Code | Descriptor | Payment |
---|---|---|
Q0243 | Injection, casirivimab and imdevimab, 2400 mg | $0.010 |
M0243 | Intravenous infusion, casirivimab and imdevimab includes infusion and post administration monitoring | $309.600 |
Q0239 | Injection, bamlanivimab, 700 mg | $0.010 |
M0239 | intravenous infusion, bamlanivimab, includes infusion and post administration monitoring | $309.600 |
Medicare will not provide payment for the COVID-19 monoclonal antibody products that health care providers receive for free, as will be the case upon the product’s initial availability in response to the COVID-19 PHE. If health care providers begin to purchase these monoclonal antibody products, CMS anticipates setting the payment rate in the same way we set the payment rate for COVID-19 vaccines. For example, Medicare will pay 95% of AWP for COVID-19 vaccines furnished in the physician office setting, and pay hospital outpatient departments at reasonable cost for COVID-19 vaccines.

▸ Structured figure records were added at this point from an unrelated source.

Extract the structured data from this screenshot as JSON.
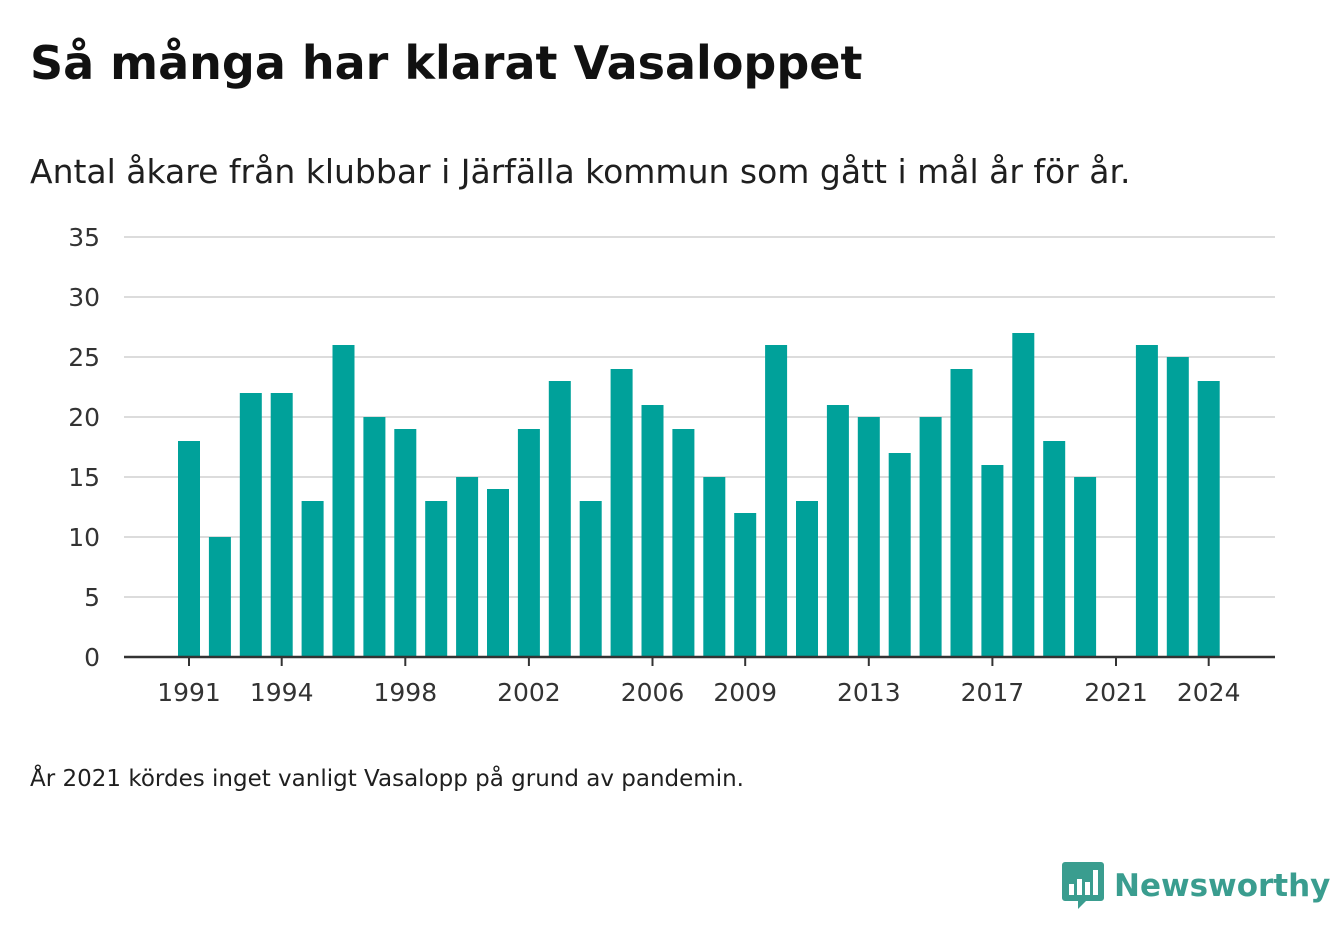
{
  "title": "Så många har klarat Vasaloppet",
  "subtitle": "Antal åkare från klubbar i Järfälla kommun som gått i mål år för år.",
  "note": "År 2021 kördes inget vanligt Vasalopp på grund av pandemin.",
  "brand": {
    "name": "Newsworthy",
    "color": "#3a9d8f",
    "icon": "bar-chart-speech-bubble-icon"
  },
  "colors": {
    "bar": "#00a19a",
    "grid": "#dcdcdc",
    "axis": "#333333",
    "text": "#333333"
  },
  "chart_data": {
    "type": "bar",
    "title": "Så många har klarat Vasaloppet",
    "subtitle": "Antal åkare från klubbar i Järfälla kommun som gått i mål år för år.",
    "xlabel": "",
    "ylabel": "",
    "ylim": [
      0,
      35
    ],
    "yticks": [
      0,
      5,
      10,
      15,
      20,
      25,
      30,
      35
    ],
    "xtick_labels": [
      "1991",
      "1994",
      "1998",
      "2002",
      "2006",
      "2009",
      "2013",
      "2017",
      "2021",
      "2024"
    ],
    "grid": true,
    "legend": "none",
    "categories": [
      1991,
      1992,
      1993,
      1994,
      1995,
      1996,
      1997,
      1998,
      1999,
      2000,
      2001,
      2002,
      2003,
      2004,
      2005,
      2006,
      2007,
      2008,
      2009,
      2010,
      2011,
      2012,
      2013,
      2014,
      2015,
      2016,
      2017,
      2018,
      2019,
      2020,
      2021,
      2022,
      2023,
      2024
    ],
    "values": [
      18,
      10,
      22,
      22,
      13,
      26,
      20,
      19,
      13,
      15,
      14,
      19,
      23,
      13,
      24,
      21,
      19,
      15,
      12,
      26,
      13,
      21,
      20,
      17,
      20,
      24,
      16,
      27,
      18,
      15,
      null,
      26,
      25,
      23
    ]
  }
}
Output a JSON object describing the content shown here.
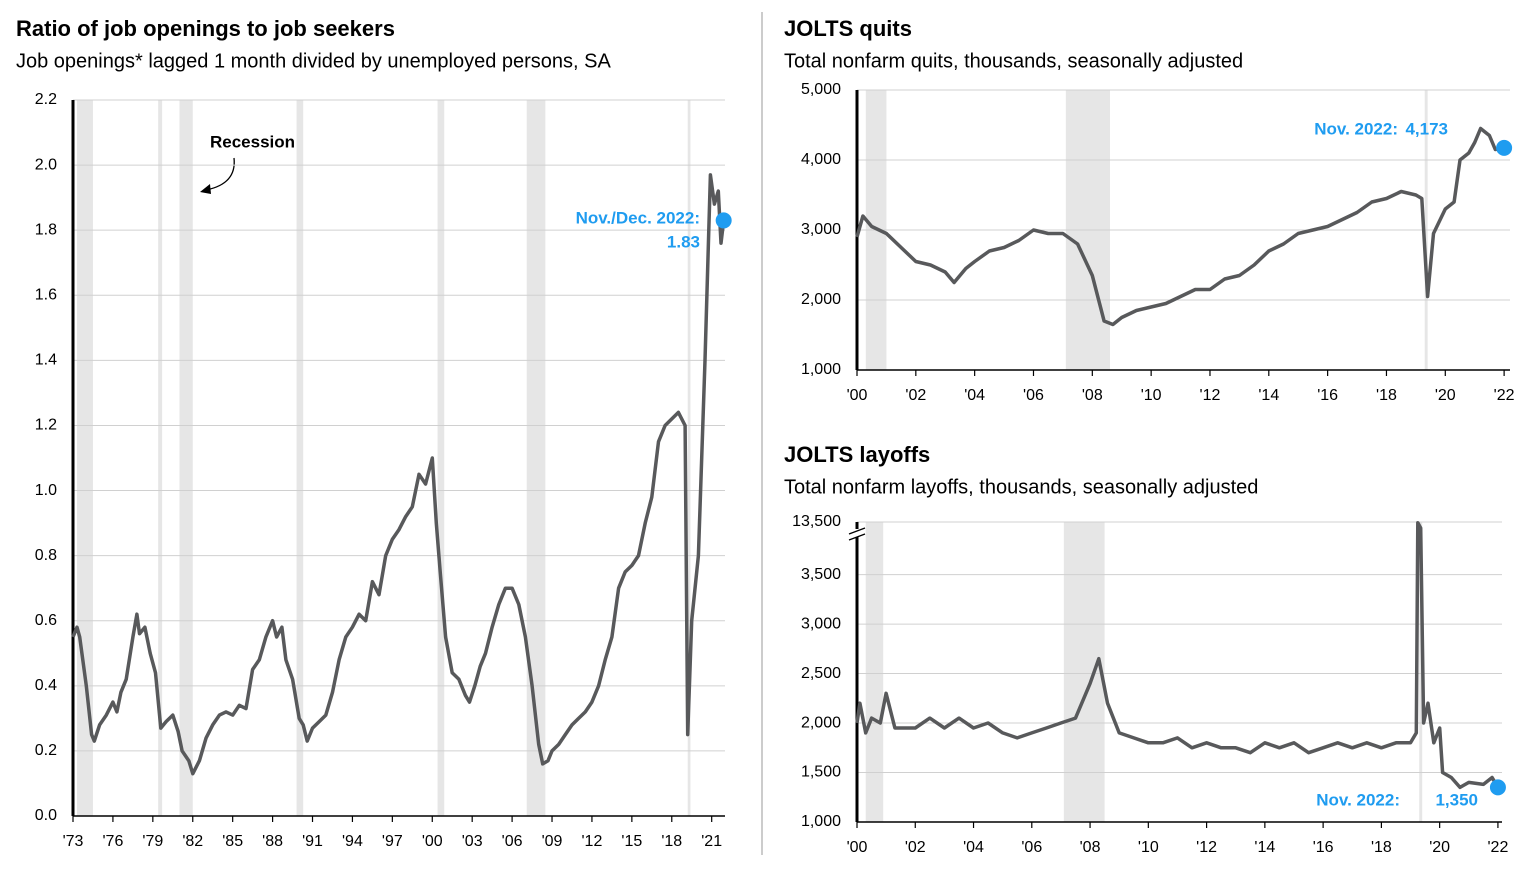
{
  "chart_data": [
    {
      "type": "line",
      "title": "Ratio of job openings to job seekers",
      "subtitle": "Job openings* lagged 1 month divided by unemployed persons, SA",
      "annotation": "Recession",
      "color": "#58595b",
      "recession_color": "#e6e6e6",
      "grid": true,
      "xlim": [
        1973,
        2022
      ],
      "ylim": [
        0,
        2.2
      ],
      "xticks": [
        {
          "value": 1973,
          "label": "'73"
        },
        {
          "value": 1976,
          "label": "'76"
        },
        {
          "value": 1979,
          "label": "'79"
        },
        {
          "value": 1982,
          "label": "'82"
        },
        {
          "value": 1985,
          "label": "'85"
        },
        {
          "value": 1988,
          "label": "'88"
        },
        {
          "value": 1991,
          "label": "'91"
        },
        {
          "value": 1994,
          "label": "'94"
        },
        {
          "value": 1997,
          "label": "'97"
        },
        {
          "value": 2000,
          "label": "'00"
        },
        {
          "value": 2003,
          "label": "'03"
        },
        {
          "value": 2006,
          "label": "'06"
        },
        {
          "value": 2009,
          "label": "'09"
        },
        {
          "value": 2012,
          "label": "'12"
        },
        {
          "value": 2015,
          "label": "'15"
        },
        {
          "value": 2018,
          "label": "'18"
        },
        {
          "value": 2021,
          "label": "'21"
        }
      ],
      "yticks": [
        {
          "value": 0,
          "label": "0.0"
        },
        0.2,
        0.4,
        0.6,
        0.8,
        {
          "value": 1,
          "label": "1.0"
        },
        1.2,
        1.4,
        1.6,
        1.8,
        {
          "value": 2,
          "label": "2.0"
        },
        2.2
      ],
      "recessions": [
        [
          1973.3,
          1974.5
        ],
        [
          1979.4,
          1979.7
        ],
        [
          1981.0,
          1982.0
        ],
        [
          1989.8,
          1990.3
        ],
        [
          2000.4,
          2000.9
        ],
        [
          2007.1,
          2008.5
        ],
        [
          2019.2,
          2019.4
        ]
      ],
      "x": [
        1973.0,
        1973.3,
        1973.5,
        1974.0,
        1974.4,
        1974.6,
        1975.0,
        1975.5,
        1976.0,
        1976.3,
        1976.6,
        1977.0,
        1977.5,
        1977.8,
        1978.0,
        1978.4,
        1978.8,
        1979.2,
        1979.6,
        1980.0,
        1980.5,
        1980.9,
        1981.2,
        1981.7,
        1982.0,
        1982.5,
        1983.0,
        1983.5,
        1984.0,
        1984.5,
        1985.0,
        1985.5,
        1986.0,
        1986.5,
        1987.0,
        1987.5,
        1988.0,
        1988.3,
        1988.7,
        1989.0,
        1989.5,
        1990.0,
        1990.3,
        1990.6,
        1991.0,
        1991.5,
        1992.0,
        1992.5,
        1993.0,
        1993.5,
        1994.0,
        1994.5,
        1995.0,
        1995.5,
        1996.0,
        1996.5,
        1997.0,
        1997.5,
        1998.0,
        1998.5,
        1999.0,
        1999.5,
        2000.0,
        2000.3,
        2000.6,
        2001.0,
        2001.5,
        2002.0,
        2002.5,
        2002.8,
        2003.2,
        2003.6,
        2004.0,
        2004.5,
        2005.0,
        2005.5,
        2006.0,
        2006.5,
        2007.0,
        2007.5,
        2008.0,
        2008.3,
        2008.7,
        2009.0,
        2009.5,
        2010.0,
        2010.5,
        2011.0,
        2011.5,
        2012.0,
        2012.5,
        2013.0,
        2013.5,
        2014.0,
        2014.5,
        2015.0,
        2015.5,
        2016.0,
        2016.5,
        2017.0,
        2017.5,
        2018.0,
        2018.5,
        2019.0,
        2019.2,
        2019.5,
        2020.0,
        2020.5,
        2020.9,
        2021.2,
        2021.5,
        2021.7,
        2021.9
      ],
      "values": [
        0.55,
        0.58,
        0.55,
        0.4,
        0.25,
        0.23,
        0.28,
        0.31,
        0.35,
        0.32,
        0.38,
        0.42,
        0.55,
        0.62,
        0.56,
        0.58,
        0.5,
        0.44,
        0.27,
        0.29,
        0.31,
        0.26,
        0.2,
        0.17,
        0.13,
        0.17,
        0.24,
        0.28,
        0.31,
        0.32,
        0.31,
        0.34,
        0.33,
        0.45,
        0.48,
        0.55,
        0.6,
        0.55,
        0.58,
        0.48,
        0.42,
        0.3,
        0.28,
        0.23,
        0.27,
        0.29,
        0.31,
        0.38,
        0.48,
        0.55,
        0.58,
        0.62,
        0.6,
        0.72,
        0.68,
        0.8,
        0.85,
        0.88,
        0.92,
        0.95,
        1.05,
        1.02,
        1.1,
        0.9,
        0.75,
        0.55,
        0.44,
        0.42,
        0.37,
        0.35,
        0.4,
        0.46,
        0.5,
        0.58,
        0.65,
        0.7,
        0.7,
        0.65,
        0.55,
        0.4,
        0.22,
        0.16,
        0.17,
        0.2,
        0.22,
        0.25,
        0.28,
        0.3,
        0.32,
        0.35,
        0.4,
        0.48,
        0.55,
        0.7,
        0.75,
        0.77,
        0.8,
        0.9,
        0.98,
        1.15,
        1.2,
        1.22,
        1.24,
        1.2,
        0.25,
        0.6,
        0.8,
        1.4,
        1.97,
        1.88,
        1.92,
        1.76,
        1.83
      ],
      "end_point": {
        "label": "Nov./Dec. 2022:",
        "value": 1.83,
        "color": "#1f9cf0"
      }
    },
    {
      "type": "line",
      "title": "JOLTS quits",
      "subtitle": "Total nonfarm quits, thousands, seasonally adjusted",
      "color": "#58595b",
      "recession_color": "#e6e6e6",
      "grid": true,
      "xlim": [
        2000,
        2022.2
      ],
      "ylim": [
        1000,
        5000
      ],
      "xticks": [
        {
          "value": 2000,
          "label": "'00"
        },
        {
          "value": 2002,
          "label": "'02"
        },
        {
          "value": 2004,
          "label": "'04"
        },
        {
          "value": 2006,
          "label": "'06"
        },
        {
          "value": 2008,
          "label": "'08"
        },
        {
          "value": 2010,
          "label": "'10"
        },
        {
          "value": 2012,
          "label": "'12"
        },
        {
          "value": 2014,
          "label": "'14"
        },
        {
          "value": 2016,
          "label": "'16"
        },
        {
          "value": 2018,
          "label": "'18"
        },
        {
          "value": 2020,
          "label": "'20"
        },
        {
          "value": 2022,
          "label": "'22"
        }
      ],
      "yticks": [
        {
          "value": 1000,
          "label": "1,000"
        },
        {
          "value": 2000,
          "label": "2,000"
        },
        {
          "value": 3000,
          "label": "3,000"
        },
        {
          "value": 4000,
          "label": "4,000"
        },
        {
          "value": 5000,
          "label": "5,000"
        }
      ],
      "recessions": [
        [
          2000.3,
          2001.0
        ],
        [
          2007.1,
          2008.6
        ],
        [
          2019.3,
          2019.4
        ]
      ],
      "x": [
        2000.0,
        2000.2,
        2000.5,
        2001.0,
        2001.5,
        2002.0,
        2002.5,
        2003.0,
        2003.3,
        2003.7,
        2004.0,
        2004.5,
        2005.0,
        2005.5,
        2006.0,
        2006.5,
        2007.0,
        2007.5,
        2008.0,
        2008.4,
        2008.7,
        2009.0,
        2009.5,
        2010.0,
        2010.5,
        2011.0,
        2011.5,
        2012.0,
        2012.5,
        2013.0,
        2013.5,
        2014.0,
        2014.5,
        2015.0,
        2015.5,
        2016.0,
        2016.5,
        2017.0,
        2017.5,
        2018.0,
        2018.5,
        2019.0,
        2019.2,
        2019.4,
        2019.6,
        2020.0,
        2020.3,
        2020.5,
        2020.8,
        2021.0,
        2021.2,
        2021.5,
        2021.7,
        2022.0
      ],
      "values": [
        2900,
        3200,
        3050,
        2950,
        2750,
        2550,
        2500,
        2400,
        2250,
        2450,
        2550,
        2700,
        2750,
        2850,
        3000,
        2950,
        2950,
        2800,
        2350,
        1700,
        1650,
        1750,
        1850,
        1900,
        1950,
        2050,
        2150,
        2150,
        2300,
        2350,
        2500,
        2700,
        2800,
        2950,
        3000,
        3050,
        3150,
        3250,
        3400,
        3450,
        3550,
        3500,
        3450,
        2050,
        2950,
        3300,
        3400,
        4000,
        4100,
        4250,
        4450,
        4350,
        4150,
        4173
      ],
      "end_point": {
        "label": "Nov. 2022:",
        "value": 4173,
        "value_label": "4,173",
        "color": "#1f9cf0"
      }
    },
    {
      "type": "line",
      "title": "JOLTS layoffs",
      "subtitle": "Total nonfarm layoffs, thousands, seasonally adjusted",
      "color": "#58595b",
      "recession_color": "#e6e6e6",
      "grid": true,
      "xlim": [
        2000,
        2022.14
      ],
      "ylim": [
        1000,
        13500
      ],
      "axis_break": 3900,
      "xticks": [
        {
          "value": 2000,
          "label": "'00"
        },
        {
          "value": 2002,
          "label": "'02"
        },
        {
          "value": 2004,
          "label": "'04"
        },
        {
          "value": 2006,
          "label": "'06"
        },
        {
          "value": 2008,
          "label": "'08"
        },
        {
          "value": 2010,
          "label": "'10"
        },
        {
          "value": 2012,
          "label": "'12"
        },
        {
          "value": 2014,
          "label": "'14"
        },
        {
          "value": 2016,
          "label": "'16"
        },
        {
          "value": 2018,
          "label": "'18"
        },
        {
          "value": 2020,
          "label": "'20"
        },
        {
          "value": 2022,
          "label": "'22"
        }
      ],
      "yticks": [
        {
          "value": 1000,
          "label": "1,000"
        },
        {
          "value": 1500,
          "label": "1,500"
        },
        {
          "value": 2000,
          "label": "2,000"
        },
        {
          "value": 2500,
          "label": "2,500"
        },
        {
          "value": 3000,
          "label": "3,000"
        },
        {
          "value": 3500,
          "label": "3,500"
        },
        {
          "value": 13500,
          "label": "13,500"
        }
      ],
      "recessions": [
        [
          2000.3,
          2000.9
        ],
        [
          2007.1,
          2008.5
        ],
        [
          2019.3,
          2019.4
        ]
      ],
      "x": [
        2000.0,
        2000.1,
        2000.3,
        2000.5,
        2000.8,
        2001.0,
        2001.3,
        2002.0,
        2002.5,
        2003.0,
        2003.5,
        2004.0,
        2004.5,
        2005.0,
        2005.5,
        2006.0,
        2006.5,
        2007.0,
        2007.5,
        2008.0,
        2008.3,
        2008.6,
        2009.0,
        2009.5,
        2010.0,
        2010.5,
        2011.0,
        2011.5,
        2012.0,
        2012.5,
        2013.0,
        2013.5,
        2014.0,
        2014.5,
        2015.0,
        2015.5,
        2016.0,
        2016.5,
        2017.0,
        2017.5,
        2018.0,
        2018.5,
        2019.0,
        2019.2,
        2019.25,
        2019.35,
        2019.45,
        2019.6,
        2019.8,
        2020.0,
        2020.1,
        2020.4,
        2020.7,
        2021.0,
        2021.5,
        2021.8,
        2022.0
      ],
      "values": [
        2000,
        2200,
        1900,
        2050,
        2000,
        2300,
        1950,
        1950,
        2050,
        1950,
        2050,
        1950,
        2000,
        1900,
        1850,
        1900,
        1950,
        2000,
        2050,
        2400,
        2650,
        2200,
        1900,
        1850,
        1800,
        1800,
        1850,
        1750,
        1800,
        1750,
        1750,
        1700,
        1800,
        1750,
        1800,
        1700,
        1750,
        1800,
        1750,
        1800,
        1750,
        1800,
        1800,
        1900,
        13000,
        9000,
        2000,
        2200,
        1800,
        1950,
        1500,
        1450,
        1350,
        1400,
        1380,
        1450,
        1350
      ],
      "end_point": {
        "label": "Nov. 2022:",
        "value": 1350,
        "value_label": "1,350",
        "color": "#1f9cf0"
      }
    }
  ]
}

Providers can bill under Medicare Part B for the administration of this infusion therapy on a single claim or submit multiple claims on a roster bill. CMS warns, however, that the requirements for administration of this therapy are “considerably more complex” and may not lend themselves to roster billing.
Providers should make sure to document the steps they took to meet the terms of the FDA’s EUA. CMS also wants to see the name of the practitioner who ordered or made the decision to administer the infusion to each patient, even if using roster billing.
There is no cost-sharing for COVID-19-related services and supplies: Copayments/coinsurance and deductibles do not apply for Medicare patients.